2) Die Lehrenden erkennen, dass es nicht darum geht, ausschließlich den Lehrstoff im Hinblick auf eine bevorstehende Prüfung zu vermitteln, sondern vielmehr eine Lernumgebung zu schaffen, die es ermöglicht, Potenziale zu erkennen und zu fördern sowie sich zu entwickeln. Und eine Lernatmosphäre herzustellen, die die Kompetenz im Hinblick auf eine konstruktive Kommunikation stärkt. Sich miteinander im Dialog auszutauschen, wirkt sich direkt positiv auf die Inhaltsvermittlung aus.

3) Die Lust am lebenslangen Lernen wecken. Die Vermittlung von Methodenkompetenz steht hierbei im Vordergrund und weniger die Beschallung in Form einer Wissensflut.

Ich kann mir sehr gut vorstellen, dass sich bei der/dem ein oder anderen Lehrenden innerlich Gegenwehr bildet. Schließlich sieht ein nicht unerheblicher Teil der am Bildungsprozess Beteiligten es nach wie vor so, dass die Wissensvermittlung nahezu ausschließlich der bevorstehenden Prüfung dient. Ich komme aus dem rechtswissenschaftlichen Bereich, in dem diese Ansicht sehr stark präsent ist.

Ich möchte dazu ermutigen, hier neu zu denken. Ist es nicht so, dass uns diese bisher gelebte Art des Lehrens und Lernens dazu gebracht hat, dass wir heute kaum noch Inhalte aus der Zeit des Studiums präsent haben?

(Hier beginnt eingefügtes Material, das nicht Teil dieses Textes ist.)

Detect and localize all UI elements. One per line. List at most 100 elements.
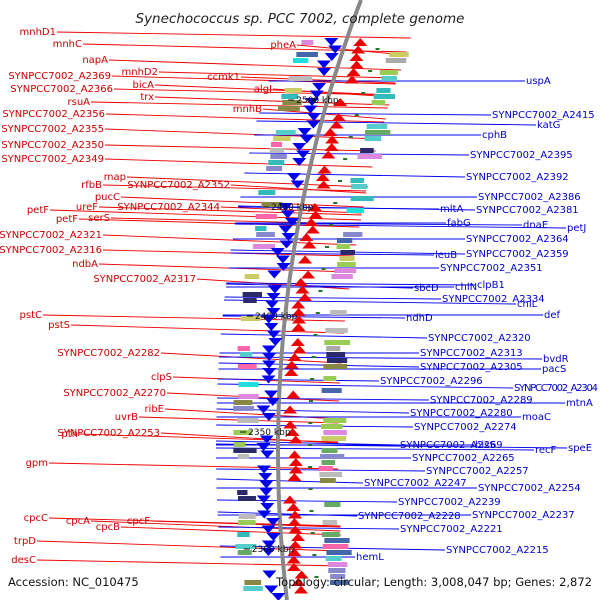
reverse-gene-label: recF xyxy=(535,445,557,456)
reverse-gene-arrow xyxy=(268,338,283,346)
reverse-leader-line xyxy=(235,222,523,226)
minor-tick xyxy=(321,268,326,270)
forward-gene-arrow xyxy=(308,210,323,219)
forward-gene-arrow xyxy=(286,503,301,511)
forward-leader-line xyxy=(90,520,341,532)
forward-gene-arrow xyxy=(291,578,306,586)
forward-gene-arrow xyxy=(291,308,306,316)
minor-tick xyxy=(333,202,338,204)
reverse-gene-arrow xyxy=(264,300,279,309)
feature-block xyxy=(322,520,338,525)
reverse-leader-line xyxy=(234,223,567,229)
tick-label: 2400 kbp xyxy=(255,312,298,322)
reverse-gene-arrow xyxy=(260,450,275,459)
feature-block xyxy=(340,250,356,255)
reverse-gene-arrow xyxy=(306,113,321,121)
reverse-gene-arrow xyxy=(280,210,295,219)
reverse-gene-label: SYNPCC7002_A2221 xyxy=(400,524,503,535)
reverse-gene-arrow xyxy=(316,60,331,69)
reverse-gene-label: SYNPCC7002_A2386 xyxy=(478,192,581,203)
reverse-leader-line xyxy=(217,383,514,389)
forward-gene-arrow xyxy=(286,563,301,571)
forward-gene-label: SYNPCC7002_A2356 xyxy=(2,109,105,120)
forward-gene-label: cpcB xyxy=(96,522,120,533)
forward-gene-label: serS xyxy=(88,213,110,224)
reverse-gene-arrow xyxy=(261,315,276,324)
feature-block xyxy=(269,148,285,153)
reverse-gene-label: ndhD xyxy=(406,313,433,324)
feature-block xyxy=(371,100,386,105)
reverse-gene-arrow xyxy=(266,518,281,526)
reverse-gene-arrow xyxy=(261,540,276,549)
backbone-arc xyxy=(276,0,363,600)
reverse-gene-label: bvdR xyxy=(543,354,569,365)
forward-gene-label: bicA xyxy=(133,80,155,91)
reverse-leader-line xyxy=(256,120,537,126)
forward-gene-label: SYNPCC7002_A2350 xyxy=(1,140,104,151)
reverse-gene-label: cphB xyxy=(482,130,507,141)
feature-block xyxy=(324,502,341,507)
minor-tick xyxy=(309,400,314,402)
feature-block xyxy=(381,76,397,81)
forward-leader-line xyxy=(230,184,367,194)
forward-gene-arrow xyxy=(292,345,307,354)
forward-gene-arrow xyxy=(288,458,303,466)
genome-backbone xyxy=(276,0,363,600)
feature-block xyxy=(284,88,302,93)
reverse-gene-label: chlL xyxy=(517,299,538,310)
forward-gene-label: map xyxy=(104,172,126,183)
reverse-gene-label: SYNPCC7002_A2359 xyxy=(466,249,569,260)
tick-label: 2450 kbp xyxy=(271,203,314,213)
feature-block xyxy=(388,52,409,57)
reverse-gene-arrow xyxy=(266,330,281,339)
forward-gene-label: cpcC xyxy=(24,513,48,524)
reverse-gene-arrow xyxy=(278,225,293,234)
reverse-gene-label: moaC xyxy=(522,412,551,423)
forward-gene-label: cpcF xyxy=(127,516,150,527)
forward-gene-arrow xyxy=(329,120,344,129)
feature-block xyxy=(323,430,347,435)
reverse-leader-line xyxy=(244,172,466,178)
forward-gene-arrow xyxy=(346,68,361,76)
reverse-leader-line xyxy=(217,378,380,382)
minor-tick xyxy=(343,158,348,160)
reverse-gene-arrow xyxy=(259,480,274,489)
reverse-gene-arrow xyxy=(275,255,290,264)
forward-gene-label: petF xyxy=(27,205,49,216)
reverse-gene-arrow xyxy=(278,203,293,211)
reverse-leader-line xyxy=(215,440,400,446)
forward-gene-label: SYNPCC7002_A2369 xyxy=(8,71,111,82)
feature-block xyxy=(233,448,257,453)
forward-gene-label: SYNPCC7002_A2355 xyxy=(1,124,104,135)
forward-leader-line xyxy=(82,43,407,53)
minor-tick xyxy=(354,114,359,116)
kbp-ticks: 2500 kbp 2450 kbp 2400 kbp 2350 kbp 2300 kbp xyxy=(240,48,380,578)
reverse-gene-arrow xyxy=(262,570,277,579)
forward-gene-arrow xyxy=(291,323,306,331)
feature-block xyxy=(321,388,342,393)
reverse-gene-arrow xyxy=(312,83,327,91)
forward-gene-label: napA xyxy=(82,55,108,66)
feature-blocks xyxy=(233,40,409,591)
reverse-gene-label: katG xyxy=(537,120,560,131)
feature-block xyxy=(379,70,398,75)
feature-block xyxy=(334,268,357,273)
forward-gene-label: algI xyxy=(254,84,272,95)
reverse-gene-label: dnaE xyxy=(523,220,548,231)
forward-gene-label: mnhC xyxy=(53,39,82,50)
feature-block xyxy=(237,364,257,369)
feature-block xyxy=(343,232,363,237)
feature-block xyxy=(330,574,346,579)
reverse-leader-line xyxy=(230,252,435,256)
forward-gene-arrow xyxy=(282,495,297,504)
reverse-gene-label: SYNPCC7002_A2239 xyxy=(398,497,501,508)
reverse-gene-label: SYNPCC7002_A2280 xyxy=(410,408,513,419)
feature-block xyxy=(275,130,296,135)
reverse-gene-label: uspA xyxy=(526,76,551,87)
forward-gene-arrow xyxy=(317,165,332,174)
reverse-gene-arrow xyxy=(264,390,279,399)
reverse-leader-line xyxy=(215,447,535,451)
reverse-gene-arrow xyxy=(281,233,296,241)
feature-block xyxy=(301,40,314,45)
gene-arrows xyxy=(256,38,368,600)
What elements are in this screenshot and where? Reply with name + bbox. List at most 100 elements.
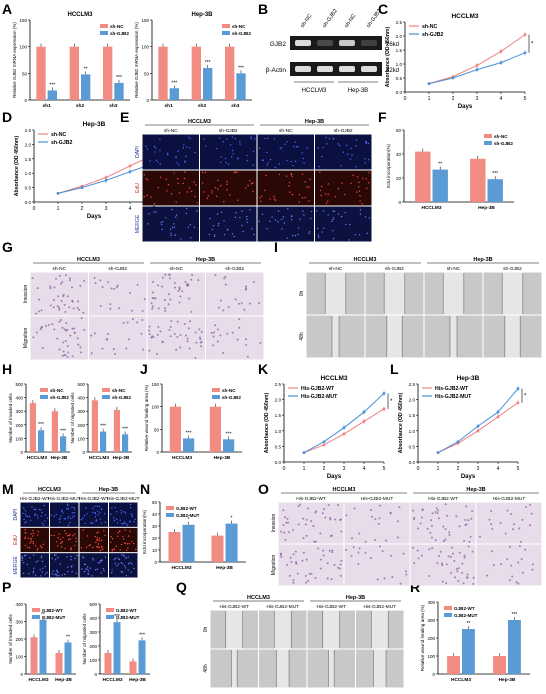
- significance-stars: ***: [60, 428, 66, 434]
- cell-dot: [49, 287, 52, 290]
- x-tick-label: 2: [323, 466, 326, 472]
- cell-dot: [136, 321, 139, 324]
- cell-dot: [173, 172, 175, 174]
- cell-dot: [193, 181, 195, 183]
- cell-dot: [160, 221, 162, 224]
- cell-dot: [216, 340, 219, 343]
- x-tick-label: 3: [477, 466, 480, 472]
- cell-dot: [315, 510, 318, 513]
- cell-dot: [73, 533, 76, 535]
- legend-swatch: [212, 388, 220, 392]
- cell-dot: [446, 514, 449, 517]
- cell-dot: [358, 547, 361, 550]
- cell-dot: [179, 295, 182, 298]
- cell-dot: [278, 163, 281, 165]
- cell-dot: [191, 274, 194, 277]
- cell-dot: [337, 188, 340, 190]
- cell-dot: [64, 310, 67, 313]
- cell-dot: [226, 332, 229, 335]
- cell-dot: [212, 344, 215, 347]
- cell-dot: [78, 308, 81, 311]
- cell-dot: [32, 529, 34, 532]
- bar-sh-GJB2: [183, 438, 195, 452]
- cell-dot: [44, 573, 46, 576]
- cell-dot: [36, 549, 38, 551]
- cell-dot: [321, 231, 323, 233]
- cell-dot: [85, 507, 87, 509]
- cell-dot: [82, 529, 84, 531]
- y-axis-label: EdU incorporation(%): [386, 144, 391, 188]
- cell-dot: [173, 226, 176, 228]
- cell-dot: [524, 548, 527, 551]
- cell-dot: [159, 163, 161, 166]
- cell-dot: [72, 516, 74, 518]
- cell-dot: [56, 305, 59, 308]
- cell-dot: [54, 559, 57, 561]
- lane-label: sh-NC: [344, 13, 358, 29]
- cell-dot: [331, 551, 334, 554]
- cell-dot: [59, 517, 62, 520]
- cell-dot: [92, 557, 94, 560]
- cell-dot: [286, 141, 288, 143]
- cell-dot: [70, 555, 72, 558]
- cell-dot: [24, 554, 27, 557]
- row-label: 0h: [203, 627, 209, 633]
- bar-sh-NC: [113, 409, 120, 452]
- image-panel-G: HCCLM3 Hep-3B sh-NC sh-GJB2 sh-NC sh-GJB2 Inva…: [23, 257, 264, 360]
- cell-dot: [310, 572, 313, 575]
- legend-label: GJB2-MUT: [454, 613, 478, 618]
- cell-dot: [35, 561, 37, 563]
- cell-dot: [506, 509, 509, 512]
- cell-dot: [129, 561, 131, 564]
- group-label: HCCLM3: [247, 595, 270, 601]
- cell-dot: [59, 318, 62, 321]
- column-label: sh-GJB2: [108, 266, 127, 272]
- cell-dot: [96, 537, 98, 539]
- cell-dot: [35, 331, 38, 334]
- cell-dot: [131, 514, 133, 516]
- y-tick-label: 400: [77, 396, 85, 401]
- cell-dot: [99, 518, 101, 520]
- y-tick-label: 400: [427, 600, 435, 605]
- legend-label: sh-GJB2: [110, 31, 129, 36]
- cell-dot: [333, 563, 336, 566]
- bar-sh-GJB2: [47, 90, 57, 100]
- cell-dot: [115, 286, 118, 289]
- x-tick-label: 5: [383, 466, 386, 472]
- cell-dot: [370, 509, 373, 512]
- y-axis-label: Relative GJB2 mRNA expression (%): [134, 22, 139, 98]
- cell-dot: [98, 537, 101, 539]
- cell-dot: [189, 138, 192, 140]
- cell-dot: [319, 189, 322, 192]
- cell-dot: [189, 147, 191, 149]
- cell-dot: [72, 535, 74, 537]
- cell-dot: [337, 504, 340, 507]
- cell-dot: [264, 137, 266, 140]
- column-label: His-GJB2-WT: [219, 604, 249, 610]
- cell-dot: [180, 238, 182, 240]
- y-tick-label: 0: [20, 450, 23, 455]
- x-tick-label: sh2: [198, 103, 207, 109]
- cell-dot: [73, 508, 76, 510]
- cell-dot: [116, 535, 119, 537]
- cell-dot: [125, 523, 128, 525]
- cell-dot: [234, 216, 237, 219]
- group-label: Hep-3B: [196, 257, 215, 263]
- legend-swatch: [32, 615, 40, 619]
- cell-dot: [46, 571, 48, 574]
- cell-dot: [355, 139, 358, 141]
- cell-dot: [213, 234, 216, 236]
- cell-dot: [224, 157, 227, 160]
- micrograph: [79, 502, 108, 527]
- cell-dot: [237, 158, 239, 160]
- cell-dot: [467, 545, 470, 548]
- cell-dot: [201, 171, 203, 174]
- cell-dot: [364, 540, 367, 543]
- cell-dot: [34, 545, 37, 547]
- cell-dot: [492, 564, 495, 567]
- cell-dot: [39, 569, 41, 571]
- cell-dot: [124, 542, 127, 544]
- bar-sh-NC: [29, 403, 36, 452]
- cell-dot: [283, 222, 286, 224]
- cell-dot: [44, 514, 46, 516]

Wir dürfen uns außerdem fragen, welcher Menschentypus im Rahmen dieser Wissensvermittlung kreiert wird?!

Akzeptanz, Förderung, gegenseitige Hilfe, das Zusammenwirken unterschiedlicher Fähigkeiten, soziales und emotionales Lernen – all das umfasst konstruktivistische Didaktik, deren Ansinnen es u. a. ist, keine ignoranten Einzelkämpfer:innen auszubilden, sondern Individuen, die die Gesellschaft mit ihren Talenten und Kenntnissen bereichern.

Die Beziehungsebene hat also einen enormen Anteil im Rahmen der erfolgreichen Wissensvermittlung.